The corporate sector is not any better off, but for some favourable nuggets which may sink in later. The surcharge on corporate tax stays, except for those firms and companies with a taxable income of Rs 1 crore or less in a year. Besides, the minimum alternative tax (MAT) will now be applicable to all corporate incomes.

For those enamoured by the stock market, Mr Chidambaram has thrown in a wet towel in the form of an enhanced dividend distribution tax of 15 per cent, up from 12.5 per cent at present. Moreover, dividend distributed by money market mutual funds and liquid mutual funds get a bigger whack with the distribution tax being upped to 25 per cent for all investors.

Other negatives for the corporate sector are in the continuation of the Fringe Benefit Tax, except that expenditure on free samples and on displays as part of sales promotion get excluded. Also, ESOPs now get under FBT.

Positives

Sprinkled in the budget are some positive elements. For individuals, the window to save on capital gains tax will remain open; the limit for withdrawal of cash from banks without attracting tax stands hiked to Rs 25,000 and Rs 50,000 for HUFs.

For corporates, an enabling mechanism would come soon to unlock a part of their holdings in group companies through exchangeable bonds. Also permission for short selling settled by delivery and securities lending and borrowing to facilitate delivery, by institutions would be granted.

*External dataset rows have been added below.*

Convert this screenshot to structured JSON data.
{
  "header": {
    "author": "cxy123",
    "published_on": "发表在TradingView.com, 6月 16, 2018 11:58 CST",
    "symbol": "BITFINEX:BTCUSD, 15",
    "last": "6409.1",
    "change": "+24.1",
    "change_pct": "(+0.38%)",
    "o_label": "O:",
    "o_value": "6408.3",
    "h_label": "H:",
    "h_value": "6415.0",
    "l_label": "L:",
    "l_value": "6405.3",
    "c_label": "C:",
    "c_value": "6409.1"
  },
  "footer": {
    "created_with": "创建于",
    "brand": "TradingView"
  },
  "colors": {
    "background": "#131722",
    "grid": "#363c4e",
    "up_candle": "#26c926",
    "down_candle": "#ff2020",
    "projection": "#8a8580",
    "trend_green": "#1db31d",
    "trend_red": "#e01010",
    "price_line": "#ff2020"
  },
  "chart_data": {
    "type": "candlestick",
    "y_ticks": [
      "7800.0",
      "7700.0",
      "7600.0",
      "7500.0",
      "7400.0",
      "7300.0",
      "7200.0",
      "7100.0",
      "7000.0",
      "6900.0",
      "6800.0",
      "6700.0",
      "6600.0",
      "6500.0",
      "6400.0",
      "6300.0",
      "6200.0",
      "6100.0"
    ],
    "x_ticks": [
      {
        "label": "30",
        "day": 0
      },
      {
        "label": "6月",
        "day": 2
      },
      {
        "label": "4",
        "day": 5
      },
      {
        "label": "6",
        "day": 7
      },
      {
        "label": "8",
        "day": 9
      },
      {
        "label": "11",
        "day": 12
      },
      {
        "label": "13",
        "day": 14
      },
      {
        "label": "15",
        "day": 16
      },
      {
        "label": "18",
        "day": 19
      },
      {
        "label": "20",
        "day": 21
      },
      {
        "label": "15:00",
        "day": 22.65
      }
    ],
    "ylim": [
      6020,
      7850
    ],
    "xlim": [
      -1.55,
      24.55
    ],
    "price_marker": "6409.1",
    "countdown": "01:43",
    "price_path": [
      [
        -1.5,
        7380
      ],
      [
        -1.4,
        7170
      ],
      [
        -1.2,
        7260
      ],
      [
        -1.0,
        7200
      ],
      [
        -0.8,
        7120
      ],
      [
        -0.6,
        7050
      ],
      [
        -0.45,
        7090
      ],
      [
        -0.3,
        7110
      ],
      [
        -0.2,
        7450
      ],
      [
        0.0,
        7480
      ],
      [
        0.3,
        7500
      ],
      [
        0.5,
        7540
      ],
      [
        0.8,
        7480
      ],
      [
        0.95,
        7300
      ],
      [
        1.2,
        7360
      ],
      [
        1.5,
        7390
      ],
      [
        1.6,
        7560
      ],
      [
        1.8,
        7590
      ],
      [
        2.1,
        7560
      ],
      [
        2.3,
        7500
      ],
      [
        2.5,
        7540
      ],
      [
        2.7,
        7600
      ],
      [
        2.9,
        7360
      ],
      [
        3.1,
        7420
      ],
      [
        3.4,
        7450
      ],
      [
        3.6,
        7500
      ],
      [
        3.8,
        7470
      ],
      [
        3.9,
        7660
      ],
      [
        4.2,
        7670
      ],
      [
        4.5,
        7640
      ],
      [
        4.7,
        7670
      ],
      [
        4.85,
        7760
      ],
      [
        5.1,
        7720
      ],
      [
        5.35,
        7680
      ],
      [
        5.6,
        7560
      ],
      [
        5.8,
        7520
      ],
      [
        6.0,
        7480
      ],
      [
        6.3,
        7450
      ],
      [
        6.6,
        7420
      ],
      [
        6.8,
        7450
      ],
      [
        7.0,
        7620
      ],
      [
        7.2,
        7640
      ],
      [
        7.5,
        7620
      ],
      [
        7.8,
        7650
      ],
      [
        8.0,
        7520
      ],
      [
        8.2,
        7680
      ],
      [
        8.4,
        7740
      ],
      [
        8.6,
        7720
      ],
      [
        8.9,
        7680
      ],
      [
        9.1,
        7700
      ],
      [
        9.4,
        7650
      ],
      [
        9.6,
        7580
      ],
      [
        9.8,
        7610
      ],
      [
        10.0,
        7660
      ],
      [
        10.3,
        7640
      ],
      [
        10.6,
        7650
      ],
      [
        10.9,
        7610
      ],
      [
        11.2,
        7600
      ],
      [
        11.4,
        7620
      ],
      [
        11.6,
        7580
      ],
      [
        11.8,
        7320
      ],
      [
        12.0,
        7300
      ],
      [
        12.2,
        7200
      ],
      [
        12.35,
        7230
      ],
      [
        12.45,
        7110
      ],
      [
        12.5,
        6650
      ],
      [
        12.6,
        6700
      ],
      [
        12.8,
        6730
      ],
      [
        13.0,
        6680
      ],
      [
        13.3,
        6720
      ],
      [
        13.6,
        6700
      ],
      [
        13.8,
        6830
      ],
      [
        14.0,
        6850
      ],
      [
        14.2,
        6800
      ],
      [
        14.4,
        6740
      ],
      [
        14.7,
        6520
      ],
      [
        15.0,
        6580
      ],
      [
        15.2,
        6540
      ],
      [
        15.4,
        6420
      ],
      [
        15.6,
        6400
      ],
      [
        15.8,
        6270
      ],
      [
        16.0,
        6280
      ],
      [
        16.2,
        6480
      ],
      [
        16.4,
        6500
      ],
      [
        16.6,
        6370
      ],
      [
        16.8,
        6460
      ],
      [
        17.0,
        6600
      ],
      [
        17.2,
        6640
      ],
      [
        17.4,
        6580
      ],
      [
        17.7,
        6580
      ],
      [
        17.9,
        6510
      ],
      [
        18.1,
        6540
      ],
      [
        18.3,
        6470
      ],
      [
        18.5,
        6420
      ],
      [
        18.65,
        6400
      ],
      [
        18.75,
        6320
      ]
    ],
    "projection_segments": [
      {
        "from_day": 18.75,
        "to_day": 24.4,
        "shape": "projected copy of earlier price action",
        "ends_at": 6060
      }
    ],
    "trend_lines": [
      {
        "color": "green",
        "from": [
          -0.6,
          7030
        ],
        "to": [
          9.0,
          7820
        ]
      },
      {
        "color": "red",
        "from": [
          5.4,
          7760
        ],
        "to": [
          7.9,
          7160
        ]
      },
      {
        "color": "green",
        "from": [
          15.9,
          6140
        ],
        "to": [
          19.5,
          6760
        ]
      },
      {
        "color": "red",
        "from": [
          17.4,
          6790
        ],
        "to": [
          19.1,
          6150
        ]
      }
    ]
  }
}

The Finance Minister finally conceded the point that some of the $180-billion forex reserves could be used for infrastructure development. There would be two subsidiaries of India Infrastructure Finance Company Ltd, one of which will borrow funds from RBI and lend to Indian companies for infrastructure development or finance their ECBs while the other would invest funds borrowed from RBI to invest in rated collateral securities and provide "credit wrap'' insurance to Indian companies.

With heavy emphasis on social sector expenditure, Mr Chidambaram made no bones about his intentions. "This budget is for the Aam Aadmi,'' he later said.